(publicado na edição de 29/03/2015 de O Tempo - Belo Horizonte, Minas Gerais - e na edição de 27/03/2015 do Jornal de Uberaba - Belo Horizonte, Minas Gerais)
Ao final da década de 1960, o governo norte-americano
se deparou com uma dificuldade a mais, na árdua tarefa que desempenhava para
combater na guerrilha comunista no Vietnã: a difusão de imagens televisivas
para milhões de lares nos EUA se tornou um fator importante para corroer o apoio
popular à participação do país no conflito. O poder das imagens, mostrando
combates e sofrimento, tocou profundamente as famílias americanas impulsionando
vários protestos contra a guerra. A identificação entre o conflito no Vietnã e
a cultura popular norte-americana foi tão forte que, até hoje, a indústria
cinematográfica desse país ainda explora o tema com considerável sucesso. É
nesse apelo que têm as imagens junto ao mundo pop que se apoia, em muito, o
grupo extremista Estado Islâmico para atrair novos membros para suas fileiras,
constituindo uma curiosa ligação entre Oriente e Ocidente.
Uma das maiores preocupações dos governos europeus, no
momento, é o trânsito de jovens de seus países para os palcos de conflito na Síria
e Líbia, engajados em milícias muçulmanas radicais. O que atrai a juventude
muçulmana europeia é principalmente a divulgação de vídeos e depoimentos nas
redes sociais, apresentando os bastidores desses conflitos em nítida referência
à vida de emoções e aventuras valorizada pela cultura pop ocidental.

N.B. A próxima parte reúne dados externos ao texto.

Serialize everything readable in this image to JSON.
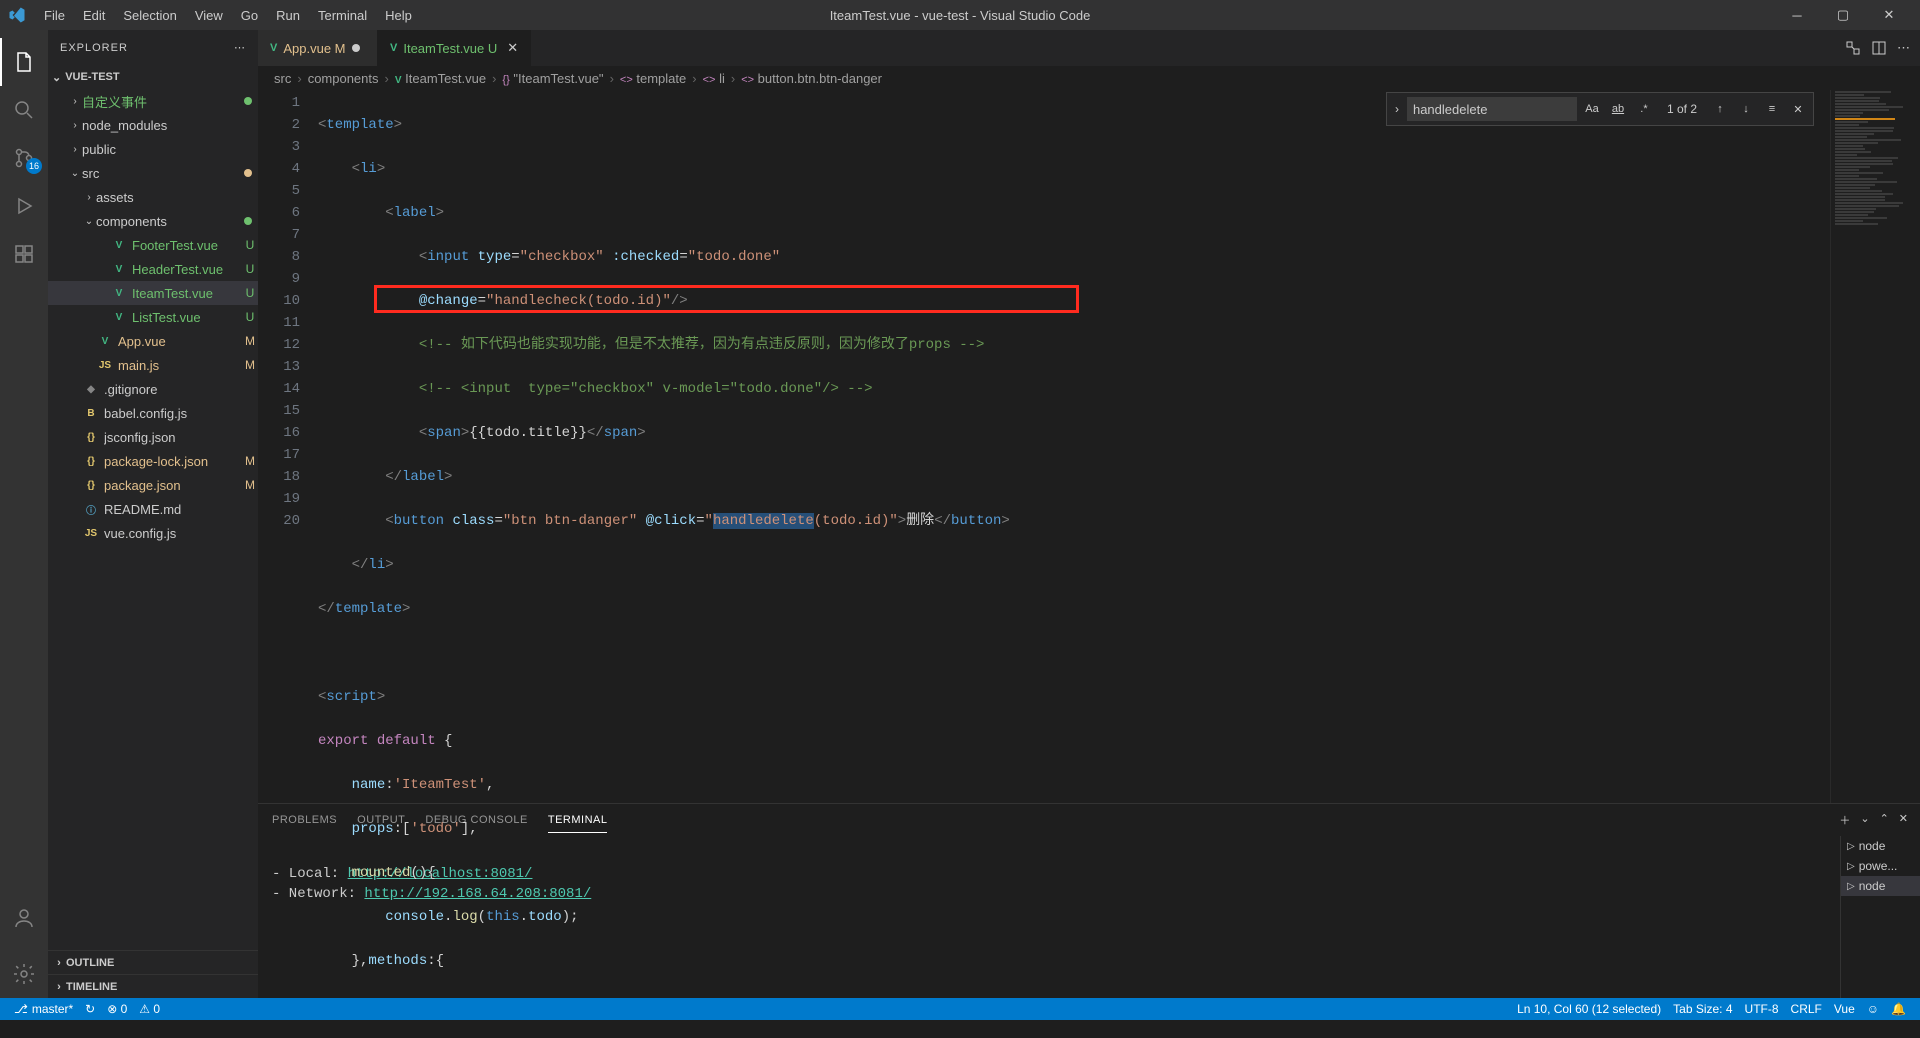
{
  "window": {
    "title": "IteamTest.vue - vue-test - Visual Studio Code"
  },
  "menu": [
    "File",
    "Edit",
    "Selection",
    "View",
    "Go",
    "Run",
    "Terminal",
    "Help"
  ],
  "activity": {
    "scm_badge": "16"
  },
  "sidebar": {
    "title": "EXPLORER",
    "folder": "VUE-TEST",
    "items": [
      {
        "name": "自定义事件",
        "type": "folder",
        "indent": 1,
        "arrow": "›",
        "color": "green-text",
        "dot": "#6ec06e"
      },
      {
        "name": "node_modules",
        "type": "folder",
        "indent": 1,
        "arrow": "›"
      },
      {
        "name": "public",
        "type": "folder",
        "indent": 1,
        "arrow": "›"
      },
      {
        "name": "src",
        "type": "folder",
        "indent": 1,
        "arrow": "⌄",
        "dot": "#e2c08d"
      },
      {
        "name": "assets",
        "type": "folder",
        "indent": 2,
        "arrow": "›"
      },
      {
        "name": "components",
        "type": "folder",
        "indent": 2,
        "arrow": "⌄",
        "dot": "#6ec06e"
      },
      {
        "name": "FooterTest.vue",
        "type": "file",
        "indent": 3,
        "iconCls": "vue-icon",
        "icon": "V",
        "status": "U",
        "color": "green-text"
      },
      {
        "name": "HeaderTest.vue",
        "type": "file",
        "indent": 3,
        "iconCls": "vue-icon",
        "icon": "V",
        "status": "U",
        "color": "green-text"
      },
      {
        "name": "IteamTest.vue",
        "type": "file",
        "indent": 3,
        "iconCls": "vue-icon",
        "icon": "V",
        "status": "U",
        "color": "green-text",
        "selected": true
      },
      {
        "name": "ListTest.vue",
        "type": "file",
        "indent": 3,
        "iconCls": "vue-icon",
        "icon": "V",
        "status": "U",
        "color": "green-text"
      },
      {
        "name": "App.vue",
        "type": "file",
        "indent": 2,
        "iconCls": "vue-icon",
        "icon": "V",
        "status": "M",
        "color": "yellow-text"
      },
      {
        "name": "main.js",
        "type": "file",
        "indent": 2,
        "iconCls": "js-icon",
        "icon": "JS",
        "status": "M",
        "color": "yellow-text"
      },
      {
        "name": ".gitignore",
        "type": "file",
        "indent": 1,
        "iconCls": "gray-icon",
        "icon": "◆"
      },
      {
        "name": "babel.config.js",
        "type": "file",
        "indent": 1,
        "iconCls": "js-icon",
        "icon": "B"
      },
      {
        "name": "jsconfig.json",
        "type": "file",
        "indent": 1,
        "iconCls": "json-icon",
        "icon": "{}"
      },
      {
        "name": "package-lock.json",
        "type": "file",
        "indent": 1,
        "iconCls": "json-icon",
        "icon": "{}",
        "status": "M",
        "color": "yellow-text"
      },
      {
        "name": "package.json",
        "type": "file",
        "indent": 1,
        "iconCls": "json-icon",
        "icon": "{}",
        "status": "M",
        "color": "yellow-text"
      },
      {
        "name": "README.md",
        "type": "file",
        "indent": 1,
        "iconCls": "info-icon",
        "icon": "ⓘ"
      },
      {
        "name": "vue.config.js",
        "type": "file",
        "indent": 1,
        "iconCls": "js-icon",
        "icon": "JS"
      }
    ],
    "outline": "OUTLINE",
    "timeline": "TIMELINE"
  },
  "tabs": [
    {
      "label": "App.vue",
      "icon": "V",
      "suffix": "M",
      "active": false
    },
    {
      "label": "IteamTest.vue",
      "icon": "V",
      "suffix": "U",
      "active": true,
      "close": true
    }
  ],
  "breadcrumb": [
    "src",
    "components",
    "IteamTest.vue",
    "\"IteamTest.vue\"",
    "template",
    "li",
    "button.btn.btn-danger"
  ],
  "search": {
    "value": "handledelete",
    "count": "1 of 2"
  },
  "code_lines": [
    "1",
    "2",
    "3",
    "4",
    "5",
    "6",
    "7",
    "8",
    "9",
    "10",
    "11",
    "12",
    "13",
    "14",
    "15",
    "16",
    "17",
    "18",
    "19",
    "20"
  ],
  "panel": {
    "tabs": [
      "PROBLEMS",
      "OUTPUT",
      "DEBUG CONSOLE",
      "TERMINAL"
    ],
    "active": "TERMINAL",
    "lines": [
      {
        "pre": "  - Local:   ",
        "url": "http://localhost:8081/"
      },
      {
        "pre": "  - Network: ",
        "url": "http://192.168.64.208:8081/"
      }
    ],
    "terminals": [
      "node",
      "powe...",
      "node"
    ]
  },
  "statusbar": {
    "branch": "master*",
    "sync": "↻",
    "errors": "⊗ 0",
    "warnings": "⚠ 0",
    "position": "Ln 10, Col 60 (12 selected)",
    "spaces": "Tab Size: 4",
    "encoding": "UTF-8",
    "eol": "CRLF",
    "lang": "Vue",
    "feedback": "☺"
  }
}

Considerando o histórico de segregação à qual está
sujeita a juventude das periferias europeias, o simples assédio das
organizações extremistas já constitui mais atenção do que essa sempre recebeu
do Poder Público e da sociedade onde vivem. Assim como o crime organizado, o
extremismo político-religioso leva grande vantagem ao oferecer uma perspectiva
de futuro, seja qual for, para quem nunca a teve. Assim, boa parte do alerta
europeu quanto à infiltração do terrorismo em suas periferias metropolitanas
está temperada de remorso pelo descaso social ao qual relegou boa parte de sua
população de origem imigrante.
Mas a sedução de grupos como o Estado Islâmico sobre a
juventude marginalizada da Europa tem também um forte apelo cultural. Segundo
vários relatos, os vídeos promocionais do EI são bem produzidos e mostram os
conflitos armados como uma rotina de emoção e aventura, temperada por heroísmo
e ascensão espiritual. Mais do que isso, é constante a promessa de uma vida de
luxo e bens de consumo caros, de marcas internacionais, proporcionada pelos
saques realizados nas áreas conquistadas. Em resumo, pouco falta para que a propaganda
do Estado Islâmico se equipare ao ícone máximo da sedução adolescente na
cultura ocidental: o videoclip de rap norte-americano.
Nesse sentido, as brutais execuções de prisioneiros
que o EI realiza e divulga não passam de um sangrento ritual midiático,
planejado para mostrar força e conquistar a atenção de um público altamente
conectado à Internet e à cultura pop ocidental, e por isso, já habituado ao uso
de imagens de guerra como entretenimento. Trata-se, afinal de uma cultura
mundial de violência, gerando frutos na vida real.